Transurethral resection of the prostate, photoselective vaporization of the prostate functional outcomes found equivalent

September 1, 2012

Photoselective vaporization of the prostate (PVP) and transurethral resection of the prostate (TURP) have no difference overall in intermediate-term functional outcomes for surgical treatment of lower urinary tract symptoms secondary to BPH.

Atlanta-Photoselective vaporization of the prostate (PVP) and transurethral resection of the prostate (TURP) have no difference overall in intermediate-term functional outcomes for surgical treatment of lower urinary tract symptoms secondary to BPH, according to the results of a systematic review of studies with meta-analysis comparing the two procedures.

Of nine randomized, controlled trials in which PVP was the intervention and TURP was the control, six found no difference in functional outcomes, while two favored TURP and one favored PVP, said first author Isaac Thangasamy, MD, of Hornsby Ku-Ring-Gai Hospital, Sydney, Australia.

The safety and efficacy review encompassed biomedical databases from 2002 to 2012, combined with a search of the AUA and European Association of Urology conference proceedings from 2007 to 2011. The meta-analysis was performed with a random effects model; outcome variables were perioperative data, short- and long-term complications, and functional outcomes at 12 months.

Although the overall results suggest that the two procedures are equivalent in functional outcomes, differences were found in several perioperative variables, said Dr. Thangasamy of the study, which was presented at the AUA annual meeting in Atlanta and published in European Urology (2012; 62:315-23).

Differences seen in perioperative variables

PVP had a more favorable perioperative profile. The catheterization time and the length of the hospital stay were both significantly shorter in the PVP group by 1.91 days and 2.13 days, respectively (both, p<.0001). The likelihood of blood transfusion was also lower in the PVP patients (p=.03). However, the operative time was shorter in the TURP group by 19.64 minutes (p=.0003).

"We believe that PVP is a very acceptable alternative to TURP," Dr. Thangasamy said.

"PVP is associated with far less morbidity than TURP while still generating similar functional results of maximum urinary flow rates, symptom scores, and postvoid residual volumes. The benefit of a shorter length of hospital stay is further proof that PVP is a very suitable alternative," said Dr. Thangasamy, who worked on the study with Henry Woo, MD, and colleagues.

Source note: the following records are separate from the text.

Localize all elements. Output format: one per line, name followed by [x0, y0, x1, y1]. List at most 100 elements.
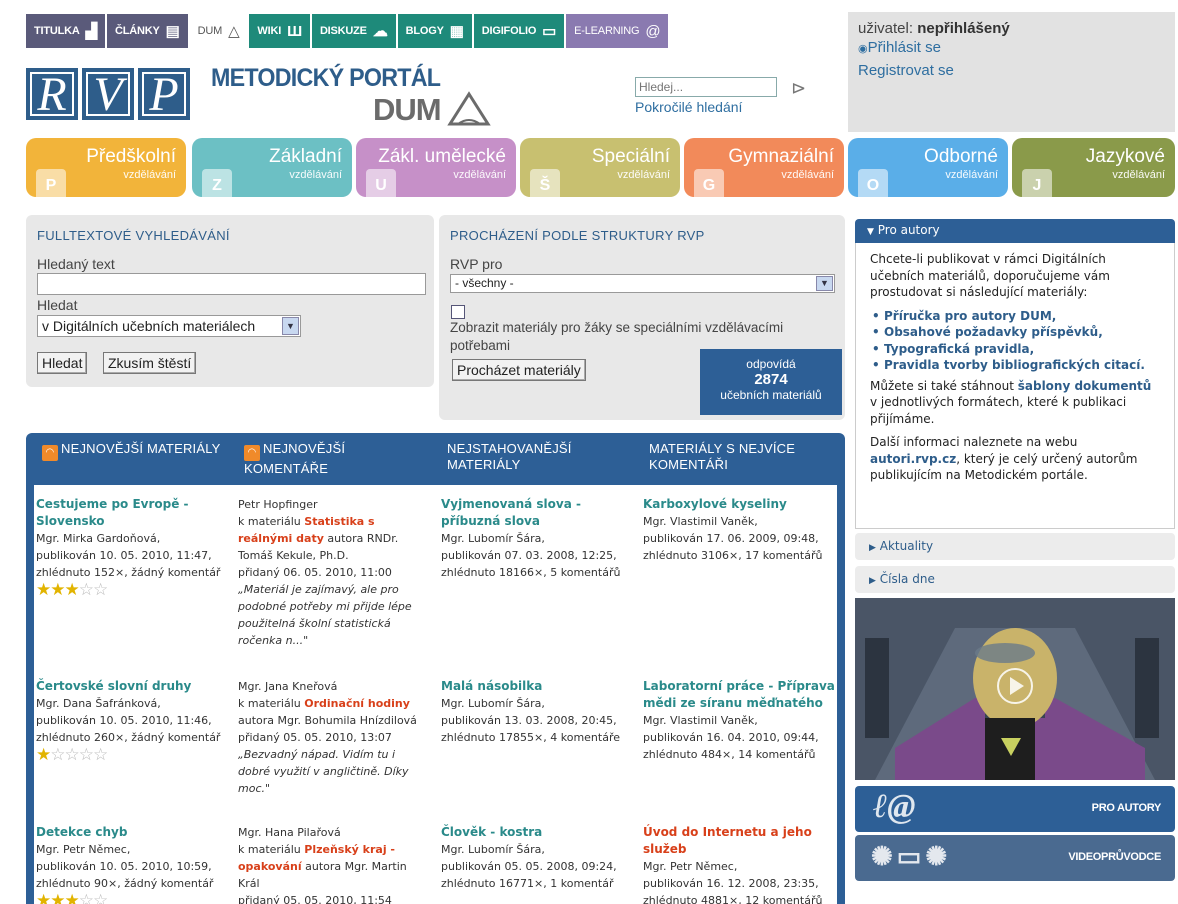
play-icon[interactable] [1003, 674, 1027, 698]
fulltext-input[interactable] [37, 273, 426, 295]
autori-site-link[interactable]: autori.rvp.cz [870, 452, 956, 466]
search-scope-select[interactable]: v Digitálních učebních materiálech ▼ [37, 315, 301, 337]
rating-stars: ★★★☆☆ [36, 892, 231, 904]
content-requirements-link[interactable]: Obsahové požadavky příspěvků, [884, 325, 1103, 339]
templates-link[interactable]: šablony dokumentů [1018, 379, 1152, 393]
nav-tab-label: BLOGY [405, 25, 444, 37]
comment-quote: „Materiál je zajímavý, ale pro podobné p… [238, 583, 412, 647]
templates-paragraph: Můžete si také stáhnout šablony dokument… [870, 378, 1160, 428]
most-downloaded-header: NEJSTAHOVANĚJŠÍ MATERIÁLY [447, 441, 627, 473]
category-specialni[interactable]: Speciální vzdělávání Š [520, 138, 680, 197]
aktuality-toggle[interactable]: ▶ Aktuality [855, 533, 1175, 560]
dropdown-arrow-icon: ▼ [816, 276, 833, 291]
comment-k: k materiálu [238, 843, 301, 856]
register-link[interactable]: Registrovat se [858, 62, 1165, 79]
materials-block: ◠ NEJNOVĚJŠÍ MATERIÁLY ◠ NEJNOVĚJŠÍ KOMENT… [26, 433, 845, 904]
material-title-link[interactable]: Úvod do Internetu a jeho služeb [643, 824, 835, 858]
category-jazykove[interactable]: Jazykové vzdělávání J [1012, 138, 1175, 197]
search-scope-value: v Digitálních učebních materiálech [42, 318, 256, 334]
material-title-link[interactable]: Člověk - kostra [441, 824, 631, 841]
category-letter-icon: U [366, 169, 396, 197]
category-predskolni[interactable]: Předškolní vzdělávání P [26, 138, 186, 197]
videopruvodce-banner[interactable]: ✺▭✺ VIDEOPRŮVODCE [855, 835, 1175, 881]
nav-tab-dum[interactable]: DUM △ [189, 14, 250, 48]
search-button[interactable]: Hledat [37, 352, 88, 374]
material-title-link[interactable]: Vyjmenovaná slova - příbuzná slova [441, 496, 631, 530]
material-title-link[interactable]: Čertovské slovní druhy [36, 678, 231, 695]
rss-icon[interactable]: ◠ [42, 445, 58, 461]
category-letter-icon: G [694, 169, 724, 197]
material-title-link[interactable]: Laboratorní práce - Příprava mědi ze sír… [643, 678, 835, 712]
search-go-icon[interactable]: ⊳ [791, 78, 806, 99]
lucky-button[interactable]: Zkusím štěstí [103, 352, 197, 374]
comment-author: Mgr. Hana Pilařová [238, 826, 341, 839]
document-icon: ▤ [165, 22, 180, 40]
material-author: Mgr. Vlastimil Vaněk, [643, 714, 758, 727]
star-empty-icon: ☆☆ [78, 580, 109, 600]
search-input[interactable] [635, 77, 777, 97]
material-published: publikován 16. 12. 2008, 23:35, [643, 877, 819, 890]
rvp-logo[interactable]: R V P [26, 68, 190, 121]
category-letter-icon: Z [202, 169, 232, 197]
material-title-link[interactable]: Karboxylové kyseliny [643, 496, 835, 513]
pro-autory-header[interactable]: ▼ Pro autory [855, 219, 1175, 243]
count-value: 2874 [754, 371, 788, 388]
nav-tab-clanky[interactable]: ČLÁNKY ▤ [107, 14, 190, 48]
templates-pre: Můžete si také stáhnout [870, 378, 1014, 393]
star-filled-icon: ★★★ [36, 891, 80, 904]
list-item: Člověk - kostra Mgr. Lubomír Šára, publi… [441, 824, 631, 892]
category-odborne[interactable]: Odborné vzdělávání O [848, 138, 1008, 197]
material-published: publikován 07. 03. 2008, 12:25, [441, 549, 617, 562]
login-link[interactable]: ◉Přihlásit se [858, 39, 1165, 56]
rss-icon[interactable]: ◠ [244, 445, 260, 461]
newest-comments-header[interactable]: ◠ NEJNOVĚJŠÍ KOMENTÁŘE [244, 441, 424, 477]
browse-rvp-panel: PROCHÁZENÍ PODLE STRUKTURY RVP RVP pro -… [439, 215, 845, 420]
user-label: uživatel: [858, 20, 914, 37]
nav-tab-titulka[interactable]: TITULKA ▟ [26, 14, 107, 48]
material-stats: zhlédnuto 3106×, 17 komentářů [643, 549, 823, 562]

Dr. Thangasamy also told Urology Times that further randomized trials analyzing PVP and TURP in certain high-risk patients, such as those on anticoagulants and those with larger prostates, will shed further light on the improved safety profile of PVP.

"Many nonrandomized trials have already demonstrated this and, as such, obtaining ethical approval for randomized trials may prove to be difficult. We are also awaiting the results of a number of international multicenter randomized trials analyzing the latest 180-watt laser versus TURP."

Dr. Thangasamy also noted that one of the problems with most studies on PVP is that they have included procedures performed by surgeons in their learning curve.

"Now that PVP is a readily available technology, future randomized controlled trials should be multicenter and involve surgeons who are equally as experienced in performing PVP as surgeons are with performing TURP," he said.